金持ちが天国に行く確率よりも・
勝木渥 著

一応上記の本の書評です。しかし、書評というよりも、学術書であろう本書に、「らしからぬ意外な」、「でも非常に面白い」ことが書かれていた事をご紹介する記事です。
本書は、2011年3.11原発大震災が起こる前の年の、2010年に、反原発の「たんぽぽ舎」に行って、槌田敦氏の講演を聴いた後、そこの方々と色々話をして夜遅くなった時に、泊めていただいた建物の書棚に置いてあった本です。その書棚から、好きな本を持っていって良いと言われて、頂いてきた3冊のうちの1冊です。
頂いてから、6年ほどして、一部だけ読んで、今年3月に改めて通して読みました。頂いてから12年ほど経てやっと通して読んだことになります。
先ずは本当に「書評」をごくごく簡単に書かせていただきます。
本書は、エントロピーと物質循環の観点から、環境・環境問題を論じています。「エントロピーと循環」と言えば、私の敬愛する槌田敦氏のオハコです。「エントロピー」「エントロピーとエコロジー」「「地球生態学」で暮らそう」・・・など、手に入る槌田敦氏のエントロピー関係の本は全て繰り返し読んでいます。
槌田敦さんの一般読み物的な本よりも、数式が多く、丁度、槌田敦さんの「熱学外論」と同じくらい数式を用いた学術書的な書物でした。
槌田敦さんの受け売りかな?・・とも思いました。そしたら、本書の最後に参考図書として、槌田氏の著書が挙げられていました。更に謝辞に、しっかりと「槌田敦氏に衝撃と呼びたいほどの刺激を受けた」等と書かれていました。
勝木渥氏は槌田敦氏と同世代のようで、親交もあるようです。槌田敦氏と共にエントロピー学会を設立された方のお一人なのかと思います。本書は、槌田敦氏の書物よりも、定量的なことなどは厳密に書かれている感じがして、槌田氏の著書の補完のような感じで興味深く読めました。でもやはり、槌田敦さんの著書の方が更に面白いと感じます。
・・と、ここで書評は止めておきます。最も書きたかったことは、以上のような書評ではなくて、以下の事です。

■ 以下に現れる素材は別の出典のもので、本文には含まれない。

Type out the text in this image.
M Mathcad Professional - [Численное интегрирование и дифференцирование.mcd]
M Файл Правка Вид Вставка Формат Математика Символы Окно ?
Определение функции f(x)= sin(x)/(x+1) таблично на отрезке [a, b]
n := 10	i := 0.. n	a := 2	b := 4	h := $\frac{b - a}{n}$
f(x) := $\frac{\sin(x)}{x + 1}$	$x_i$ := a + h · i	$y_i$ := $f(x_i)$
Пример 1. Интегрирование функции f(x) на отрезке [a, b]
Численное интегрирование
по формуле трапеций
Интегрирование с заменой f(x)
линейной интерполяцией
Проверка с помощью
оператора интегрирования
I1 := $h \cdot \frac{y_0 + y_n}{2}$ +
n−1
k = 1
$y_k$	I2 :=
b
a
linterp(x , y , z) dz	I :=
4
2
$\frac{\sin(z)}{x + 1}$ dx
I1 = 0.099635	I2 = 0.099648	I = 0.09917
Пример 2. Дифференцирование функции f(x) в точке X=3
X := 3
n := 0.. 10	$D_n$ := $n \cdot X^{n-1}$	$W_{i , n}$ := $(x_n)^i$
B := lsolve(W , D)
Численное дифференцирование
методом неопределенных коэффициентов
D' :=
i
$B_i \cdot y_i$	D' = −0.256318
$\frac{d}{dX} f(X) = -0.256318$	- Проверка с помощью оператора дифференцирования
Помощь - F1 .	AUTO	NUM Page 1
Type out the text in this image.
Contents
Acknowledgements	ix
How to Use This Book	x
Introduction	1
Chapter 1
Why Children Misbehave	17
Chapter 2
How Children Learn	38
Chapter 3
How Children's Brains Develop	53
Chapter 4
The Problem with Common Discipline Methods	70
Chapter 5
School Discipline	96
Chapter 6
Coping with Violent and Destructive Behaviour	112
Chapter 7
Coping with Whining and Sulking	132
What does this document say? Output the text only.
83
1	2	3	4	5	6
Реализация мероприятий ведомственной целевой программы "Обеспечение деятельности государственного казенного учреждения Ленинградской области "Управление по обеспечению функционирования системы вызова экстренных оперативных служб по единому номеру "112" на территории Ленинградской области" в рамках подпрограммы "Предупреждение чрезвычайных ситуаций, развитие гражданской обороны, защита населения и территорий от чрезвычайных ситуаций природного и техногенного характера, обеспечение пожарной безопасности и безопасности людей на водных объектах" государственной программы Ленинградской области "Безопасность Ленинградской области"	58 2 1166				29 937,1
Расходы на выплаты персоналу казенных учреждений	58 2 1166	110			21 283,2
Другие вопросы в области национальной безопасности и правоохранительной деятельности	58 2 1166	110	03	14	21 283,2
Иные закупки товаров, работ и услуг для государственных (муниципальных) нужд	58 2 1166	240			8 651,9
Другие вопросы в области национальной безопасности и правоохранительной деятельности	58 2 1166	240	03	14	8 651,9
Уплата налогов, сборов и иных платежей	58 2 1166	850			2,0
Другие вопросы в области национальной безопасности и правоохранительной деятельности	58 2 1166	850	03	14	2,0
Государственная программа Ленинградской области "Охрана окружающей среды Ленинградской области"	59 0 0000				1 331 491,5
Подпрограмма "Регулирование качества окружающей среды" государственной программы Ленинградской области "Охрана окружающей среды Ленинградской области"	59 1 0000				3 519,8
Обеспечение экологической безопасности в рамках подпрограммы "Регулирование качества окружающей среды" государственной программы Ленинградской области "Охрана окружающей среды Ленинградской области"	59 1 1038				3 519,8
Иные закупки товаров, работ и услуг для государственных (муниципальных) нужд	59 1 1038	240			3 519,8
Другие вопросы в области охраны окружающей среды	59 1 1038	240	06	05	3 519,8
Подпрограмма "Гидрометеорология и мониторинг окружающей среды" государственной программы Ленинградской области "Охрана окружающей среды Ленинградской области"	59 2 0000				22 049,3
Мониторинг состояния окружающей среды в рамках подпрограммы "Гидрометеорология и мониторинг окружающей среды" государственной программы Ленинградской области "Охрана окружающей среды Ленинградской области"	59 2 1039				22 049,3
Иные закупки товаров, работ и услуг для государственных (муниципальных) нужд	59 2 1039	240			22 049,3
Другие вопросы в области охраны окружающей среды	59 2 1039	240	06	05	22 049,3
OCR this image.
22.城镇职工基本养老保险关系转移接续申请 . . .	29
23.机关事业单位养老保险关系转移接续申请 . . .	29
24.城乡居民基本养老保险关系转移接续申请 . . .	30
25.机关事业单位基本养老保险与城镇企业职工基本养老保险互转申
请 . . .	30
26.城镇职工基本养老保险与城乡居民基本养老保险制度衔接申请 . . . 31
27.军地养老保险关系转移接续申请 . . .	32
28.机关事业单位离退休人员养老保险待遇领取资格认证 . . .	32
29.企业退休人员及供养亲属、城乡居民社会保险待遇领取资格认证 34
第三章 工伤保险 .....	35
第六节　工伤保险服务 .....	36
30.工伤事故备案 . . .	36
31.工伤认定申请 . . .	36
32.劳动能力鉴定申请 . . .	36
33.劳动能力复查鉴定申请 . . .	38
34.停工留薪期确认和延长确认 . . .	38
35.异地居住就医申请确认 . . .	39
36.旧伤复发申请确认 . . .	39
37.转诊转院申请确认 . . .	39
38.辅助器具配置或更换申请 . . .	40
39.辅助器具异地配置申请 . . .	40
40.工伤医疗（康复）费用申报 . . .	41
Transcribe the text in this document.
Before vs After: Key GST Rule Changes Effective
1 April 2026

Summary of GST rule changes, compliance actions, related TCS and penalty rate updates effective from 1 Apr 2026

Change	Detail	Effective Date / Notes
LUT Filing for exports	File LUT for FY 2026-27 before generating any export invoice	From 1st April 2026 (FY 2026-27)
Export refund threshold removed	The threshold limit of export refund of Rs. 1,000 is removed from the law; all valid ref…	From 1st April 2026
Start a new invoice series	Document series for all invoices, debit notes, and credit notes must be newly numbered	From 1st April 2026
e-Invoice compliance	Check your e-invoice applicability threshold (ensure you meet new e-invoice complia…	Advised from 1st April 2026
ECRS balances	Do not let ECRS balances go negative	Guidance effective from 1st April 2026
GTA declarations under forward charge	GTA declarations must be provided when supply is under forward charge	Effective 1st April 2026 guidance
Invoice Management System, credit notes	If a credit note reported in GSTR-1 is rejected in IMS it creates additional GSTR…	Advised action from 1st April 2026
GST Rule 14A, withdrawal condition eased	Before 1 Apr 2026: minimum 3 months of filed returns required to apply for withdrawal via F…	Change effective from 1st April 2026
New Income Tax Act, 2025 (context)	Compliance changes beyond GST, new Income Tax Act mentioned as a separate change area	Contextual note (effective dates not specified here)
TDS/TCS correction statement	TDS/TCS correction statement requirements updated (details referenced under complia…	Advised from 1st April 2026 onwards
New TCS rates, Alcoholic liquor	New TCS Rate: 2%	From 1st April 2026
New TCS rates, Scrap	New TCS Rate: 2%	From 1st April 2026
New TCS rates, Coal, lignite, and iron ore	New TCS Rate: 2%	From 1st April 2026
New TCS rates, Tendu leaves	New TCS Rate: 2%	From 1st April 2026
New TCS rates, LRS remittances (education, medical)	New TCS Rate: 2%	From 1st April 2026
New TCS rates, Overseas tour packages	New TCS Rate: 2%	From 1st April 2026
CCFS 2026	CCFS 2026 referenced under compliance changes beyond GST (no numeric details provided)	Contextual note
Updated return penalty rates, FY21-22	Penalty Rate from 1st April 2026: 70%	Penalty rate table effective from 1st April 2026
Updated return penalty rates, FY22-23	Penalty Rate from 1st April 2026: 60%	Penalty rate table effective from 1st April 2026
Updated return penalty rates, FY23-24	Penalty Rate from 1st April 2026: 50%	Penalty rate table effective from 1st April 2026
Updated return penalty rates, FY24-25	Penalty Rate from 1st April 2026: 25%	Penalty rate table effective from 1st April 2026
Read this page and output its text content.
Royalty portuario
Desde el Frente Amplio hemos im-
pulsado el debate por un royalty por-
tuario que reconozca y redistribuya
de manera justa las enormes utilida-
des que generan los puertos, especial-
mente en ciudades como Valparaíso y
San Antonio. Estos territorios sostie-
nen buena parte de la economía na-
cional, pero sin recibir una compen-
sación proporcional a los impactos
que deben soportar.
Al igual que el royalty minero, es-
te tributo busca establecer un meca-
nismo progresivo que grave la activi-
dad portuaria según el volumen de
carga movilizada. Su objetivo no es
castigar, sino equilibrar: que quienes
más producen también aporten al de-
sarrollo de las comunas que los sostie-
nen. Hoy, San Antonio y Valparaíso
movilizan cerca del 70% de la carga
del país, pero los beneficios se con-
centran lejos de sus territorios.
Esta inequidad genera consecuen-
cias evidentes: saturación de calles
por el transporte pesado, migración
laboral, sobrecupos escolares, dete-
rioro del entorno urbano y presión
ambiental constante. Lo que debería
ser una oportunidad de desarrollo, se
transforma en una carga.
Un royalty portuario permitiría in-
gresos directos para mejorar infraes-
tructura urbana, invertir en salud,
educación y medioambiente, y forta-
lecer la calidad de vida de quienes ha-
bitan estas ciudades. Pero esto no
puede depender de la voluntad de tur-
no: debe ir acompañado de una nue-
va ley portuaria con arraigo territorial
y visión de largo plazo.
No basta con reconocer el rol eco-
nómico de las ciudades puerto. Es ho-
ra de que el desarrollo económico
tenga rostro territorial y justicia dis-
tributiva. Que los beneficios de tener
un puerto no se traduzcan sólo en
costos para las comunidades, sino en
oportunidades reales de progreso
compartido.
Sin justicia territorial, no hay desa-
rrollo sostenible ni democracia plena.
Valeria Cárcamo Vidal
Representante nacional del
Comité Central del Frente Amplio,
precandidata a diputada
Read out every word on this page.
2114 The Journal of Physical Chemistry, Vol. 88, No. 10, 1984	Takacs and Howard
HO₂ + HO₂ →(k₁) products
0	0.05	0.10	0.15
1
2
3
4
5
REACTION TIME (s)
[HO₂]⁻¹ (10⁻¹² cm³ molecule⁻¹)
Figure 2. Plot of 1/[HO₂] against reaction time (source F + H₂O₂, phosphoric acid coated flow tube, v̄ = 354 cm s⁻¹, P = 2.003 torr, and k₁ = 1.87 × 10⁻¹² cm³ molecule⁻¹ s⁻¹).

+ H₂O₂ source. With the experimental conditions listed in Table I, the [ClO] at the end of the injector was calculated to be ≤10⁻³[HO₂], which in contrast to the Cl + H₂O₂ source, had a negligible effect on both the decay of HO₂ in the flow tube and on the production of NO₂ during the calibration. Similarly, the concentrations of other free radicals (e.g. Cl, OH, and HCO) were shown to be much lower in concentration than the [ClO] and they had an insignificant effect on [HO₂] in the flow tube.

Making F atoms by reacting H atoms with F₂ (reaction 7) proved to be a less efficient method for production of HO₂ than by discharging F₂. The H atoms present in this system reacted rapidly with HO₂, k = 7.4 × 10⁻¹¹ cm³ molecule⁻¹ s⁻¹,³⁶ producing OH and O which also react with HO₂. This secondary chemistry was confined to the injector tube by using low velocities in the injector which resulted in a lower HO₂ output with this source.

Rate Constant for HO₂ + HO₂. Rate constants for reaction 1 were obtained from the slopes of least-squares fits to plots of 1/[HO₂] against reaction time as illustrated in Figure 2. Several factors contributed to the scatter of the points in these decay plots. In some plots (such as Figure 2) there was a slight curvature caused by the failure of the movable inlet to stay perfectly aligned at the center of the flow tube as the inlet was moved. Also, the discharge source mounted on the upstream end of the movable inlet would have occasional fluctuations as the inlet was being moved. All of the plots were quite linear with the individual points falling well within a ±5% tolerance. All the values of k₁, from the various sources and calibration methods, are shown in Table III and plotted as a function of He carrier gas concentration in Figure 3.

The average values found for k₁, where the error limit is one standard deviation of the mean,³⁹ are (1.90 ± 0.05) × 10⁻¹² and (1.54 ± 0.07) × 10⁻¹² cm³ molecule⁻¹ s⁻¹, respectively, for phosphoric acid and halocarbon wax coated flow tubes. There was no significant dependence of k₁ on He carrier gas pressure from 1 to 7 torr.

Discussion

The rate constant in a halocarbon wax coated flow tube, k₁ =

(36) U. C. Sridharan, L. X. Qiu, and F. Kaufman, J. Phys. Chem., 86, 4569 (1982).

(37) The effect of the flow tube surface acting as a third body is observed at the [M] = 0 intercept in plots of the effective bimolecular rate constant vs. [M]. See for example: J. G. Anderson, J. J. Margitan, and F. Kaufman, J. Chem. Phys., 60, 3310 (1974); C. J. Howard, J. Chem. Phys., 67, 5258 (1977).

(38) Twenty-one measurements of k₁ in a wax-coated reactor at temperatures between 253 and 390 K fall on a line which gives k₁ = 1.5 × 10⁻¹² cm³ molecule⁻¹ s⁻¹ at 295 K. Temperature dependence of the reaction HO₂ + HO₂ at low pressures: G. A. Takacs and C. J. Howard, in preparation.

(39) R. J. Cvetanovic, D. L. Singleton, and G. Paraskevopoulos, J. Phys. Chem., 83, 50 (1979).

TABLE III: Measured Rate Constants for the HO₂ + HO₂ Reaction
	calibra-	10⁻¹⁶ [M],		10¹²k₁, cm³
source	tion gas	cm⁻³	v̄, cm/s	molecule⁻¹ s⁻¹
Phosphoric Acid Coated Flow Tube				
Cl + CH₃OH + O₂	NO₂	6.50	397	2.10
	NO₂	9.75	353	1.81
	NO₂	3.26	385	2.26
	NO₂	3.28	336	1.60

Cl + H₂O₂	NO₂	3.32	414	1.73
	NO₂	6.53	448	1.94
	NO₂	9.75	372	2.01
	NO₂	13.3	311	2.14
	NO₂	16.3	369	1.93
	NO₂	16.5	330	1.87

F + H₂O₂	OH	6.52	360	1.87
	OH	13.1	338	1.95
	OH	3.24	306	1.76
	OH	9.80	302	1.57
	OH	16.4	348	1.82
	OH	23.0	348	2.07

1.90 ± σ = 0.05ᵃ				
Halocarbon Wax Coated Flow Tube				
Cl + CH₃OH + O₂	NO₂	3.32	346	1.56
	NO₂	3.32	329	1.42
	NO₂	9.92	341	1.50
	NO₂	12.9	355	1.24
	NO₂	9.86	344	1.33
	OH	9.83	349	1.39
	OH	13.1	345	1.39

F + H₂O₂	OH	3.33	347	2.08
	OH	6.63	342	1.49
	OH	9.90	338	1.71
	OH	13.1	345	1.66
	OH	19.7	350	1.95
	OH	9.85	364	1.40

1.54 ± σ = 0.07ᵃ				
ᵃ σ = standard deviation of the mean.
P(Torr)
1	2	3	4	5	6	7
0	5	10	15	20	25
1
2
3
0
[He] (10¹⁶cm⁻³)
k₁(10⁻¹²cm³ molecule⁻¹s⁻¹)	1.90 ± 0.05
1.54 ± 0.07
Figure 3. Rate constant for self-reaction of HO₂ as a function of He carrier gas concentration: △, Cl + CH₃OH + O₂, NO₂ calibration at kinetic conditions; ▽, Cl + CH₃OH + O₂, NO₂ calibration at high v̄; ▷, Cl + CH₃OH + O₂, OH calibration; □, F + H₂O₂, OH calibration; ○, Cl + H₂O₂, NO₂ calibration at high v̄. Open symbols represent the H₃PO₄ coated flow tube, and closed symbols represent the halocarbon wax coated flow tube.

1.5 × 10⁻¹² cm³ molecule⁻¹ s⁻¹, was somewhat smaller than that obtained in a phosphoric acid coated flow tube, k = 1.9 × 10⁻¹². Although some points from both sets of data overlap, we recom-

槌田敦氏の著書は、読みもの的な本はもちろん、学術書により近い『熱学外論』などでも、学術書らしからぬ私論や個人の哲学、情緒的な事が、ところどころに散りばめられていて、そこも興味深く面白いのです。
勝木渥氏の、『物理学に基づく環境の基礎理論』というかなり学術的なタイトルの本書も、槌田敦氏の本と同様に、私論や個人的哲学、情緒的な事が、所々に書かれていました。これも槌田敦氏の影響でしょう。
生物のみエントロピー増大則から免れると考えるような学者もいる中で、そのようなことを本書では「超自然的なこと」と否定しているのにも関わらず、非常に意外な、そして面白い「超自然的な」事が書かれていたのです。
抜粋します。本書155ページからの抜粋です。
「生命が発生する確率は、ラクダが針の穴を通るよりも、金持ちが天国に行くよりも、もっともっと小さなものでしかあり得ない。」

本書p155・・気に入ったので、マーカーで塗って、更に付箋紙まで付けました。
「金持ちが天国に行く確率」と比較しているところが、非常に意外で面白過ぎました。
金持ち(富豪ということでしょう。)が、天国に行く確率をここまで低く考えているとは・・・。
勝木渥氏は、金持ちはみんな、悪どいことをしてお金を稼いでいる、若しくは、強欲で無ければ金持ちにはならないと考えているのでしょう。
否定はしません。まあ、妥当な考え方かも知れません(笑)。槌田敦氏のように、物事の本質を見極める鋭い洞察力を持った方なのかも知れません。
槌田敦と同様に、環境科学に開放系の熱力学・エントロピーを導入した、理論の構築を目指した野心作に、このような一文を載せているのが、凄く意外で面白くていいです。そして、この一文だけは、槌田敦さんの書物を凌駕しているかも知れません。